We provide also with a configuration object, where it centralizes some of the most important configurations that you might want to do:
```python
ConfigurationObject(
n_epochs: int = 10,
batch_size_train: int = 64,
batch_size_valid: int = 128,
batch_size_test: int = 128,
valid_size: float = 0.1,
test_size: float = 0.05,
image_size: int = 224,
num_workers: int = 6,
objective: ModelObjective = ModelObjective.THROUGHPUT,
img_transformers: Dict[str, ImageTransformer] = {
'train': ImageTransformer(
rotation=3.0,
color_jitter_brightness=3.0,
color_jitter_contrast=3.0,
color_jitter_hue=3.0,
color_jitter_saturation=3.0,
color_jitter_enabled=True,
resized_crop_enabled=True
),
'valid': ImageTransformer(),
'test': ImageTransformer()
}
)
```
So by default, it is going to do image augmentation on the training data.
Note that if for example we did not want to make a validation split because our dataset is too small, we would change this value as:

```python
conf_obj = ConfigurationObject()
conf_obj.valid_size = 0.0
```

### Dataset

The data that it expects is a pd.DataFrame(), where the columns are the following:
```
- image_path: the path to the image
- class1: the classification of the class nr. 1. For example: {t-shirt, glasses, ...}
- class2: the classification of the class nr. 2. For example: {summer, winter, ...}
- ...
- split_type: whether it is for train/valid/test
```
For better performance, it is suggested that the classes and the type are of dtype *category* in the pandas DataFrame.
If the type is not provided in the dataframe, you should use the utils function of *data_split_types* (in *utils.dataset.sampler* file).

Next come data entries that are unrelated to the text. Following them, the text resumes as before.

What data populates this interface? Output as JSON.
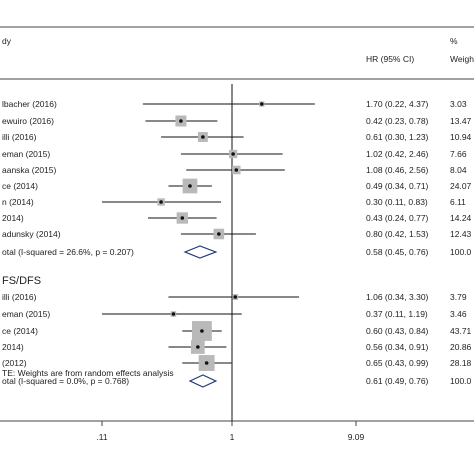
{
  "header": {
    "study_label": "dy",
    "hr_label": "HR (95% CI)",
    "pct_symbol": "%",
    "weight_label": "Weigh"
  },
  "groups": [
    {
      "title": "",
      "rows": [
        {
          "label": "lbacher (2016)",
          "hr": 1.7,
          "lo": 0.22,
          "hi": 4.37,
          "ci_text": "1.70 (0.22, 4.37)",
          "weight": "3.03"
        },
        {
          "label": "ewuiro (2016)",
          "hr": 0.42,
          "lo": 0.23,
          "hi": 0.78,
          "ci_text": "0.42 (0.23, 0.78)",
          "weight": "13.47"
        },
        {
          "label": "illi (2016)",
          "hr": 0.61,
          "lo": 0.3,
          "hi": 1.23,
          "ci_text": "0.61 (0.30, 1.23)",
          "weight": "10.94"
        },
        {
          "label": "eman (2015)",
          "hr": 1.02,
          "lo": 0.42,
          "hi": 2.46,
          "ci_text": "1.02 (0.42, 2.46)",
          "weight": "7.66"
        },
        {
          "label": "aanska (2015)",
          "hr": 1.08,
          "lo": 0.46,
          "hi": 2.56,
          "ci_text": "1.08 (0.46, 2.56)",
          "weight": "8.04"
        },
        {
          "label": "ce (2014)",
          "hr": 0.49,
          "lo": 0.34,
          "hi": 0.71,
          "ci_text": "0.49 (0.34, 0.71)",
          "weight": "24.07"
        },
        {
          "label": "n (2014)",
          "hr": 0.3,
          "lo": 0.11,
          "hi": 0.83,
          "ci_text": "0.30 (0.11, 0.83)",
          "weight": "6.11"
        },
        {
          "label": "2014)",
          "hr": 0.43,
          "lo": 0.24,
          "hi": 0.77,
          "ci_text": "0.43 (0.24, 0.77)",
          "weight": "14.24"
        },
        {
          "label": "adunsky (2014)",
          "hr": 0.8,
          "lo": 0.42,
          "hi": 1.53,
          "ci_text": "0.80 (0.42, 1.53)",
          "weight": "12.43"
        }
      ],
      "summary": {
        "label": "otal  (I-squared = 26.6%, p = 0.207)",
        "hr": 0.58,
        "lo": 0.45,
        "hi": 0.76,
        "ci_text": "0.58 (0.45, 0.76)",
        "weight": "100.0"
      }
    },
    {
      "title": "FS/DFS",
      "rows": [
        {
          "label": "illi (2016)",
          "hr": 1.06,
          "lo": 0.34,
          "hi": 3.3,
          "ci_text": "1.06 (0.34, 3.30)",
          "weight": "3.79"
        },
        {
          "label": "eman (2015)",
          "hr": 0.37,
          "lo": 0.11,
          "hi": 1.19,
          "ci_text": "0.37 (0.11, 1.19)",
          "weight": "3.46"
        },
        {
          "label": "ce (2014)",
          "hr": 0.6,
          "lo": 0.43,
          "hi": 0.84,
          "ci_text": "0.60 (0.43, 0.84)",
          "weight": "43.71"
        },
        {
          "label": "2014)",
          "hr": 0.56,
          "lo": 0.34,
          "hi": 0.91,
          "ci_text": "0.56 (0.34, 0.91)",
          "weight": "20.86"
        },
        {
          "label": "(2012)",
          "hr": 0.65,
          "lo": 0.43,
          "hi": 0.99,
          "ci_text": "0.65 (0.43, 0.99)",
          "weight": "28.18"
        }
      ],
      "summary": {
        "label": "otal  (I-squared = 0.0%, p = 0.768)",
        "hr": 0.61,
        "lo": 0.49,
        "hi": 0.76,
        "ci_text": "0.61 (0.49, 0.76)",
        "weight": "100.0"
      }
    }
  ],
  "note": "TE: Weights are from random effects analysis",
  "axis": {
    "scale": "log",
    "range": [
      0.11,
      9.09
    ],
    "ticks": [
      {
        "value": 0.11,
        "label": ".11"
      },
      {
        "value": 1,
        "label": "1"
      },
      {
        "value": 9.09,
        "label": "9.09"
      }
    ],
    "null_value": 1
  },
  "colors": {
    "line": "#111111",
    "box": "#b9b9b9",
    "diamond": "#1f3b7a",
    "rule": "#444444"
  }
}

If instead you have the images ordered in the structure of ImageFolder, which is the following structure:
```
train/
class1_value/
1.jgp
2.jpg
...
class2_value/
3.jpg
4.jpg
...
test/
class1_value/
1.jgp
2.jpg
...
class2_value/
3.jpg
4.jpg
...
```
For simplifying logic, we have provided a logic that gives you the expected dataframe that we wanted, with the function of *image_folder_convertion* (in *utils.functions*), where it is expecting a path to the parent folder where the *train/* and */test* folders are.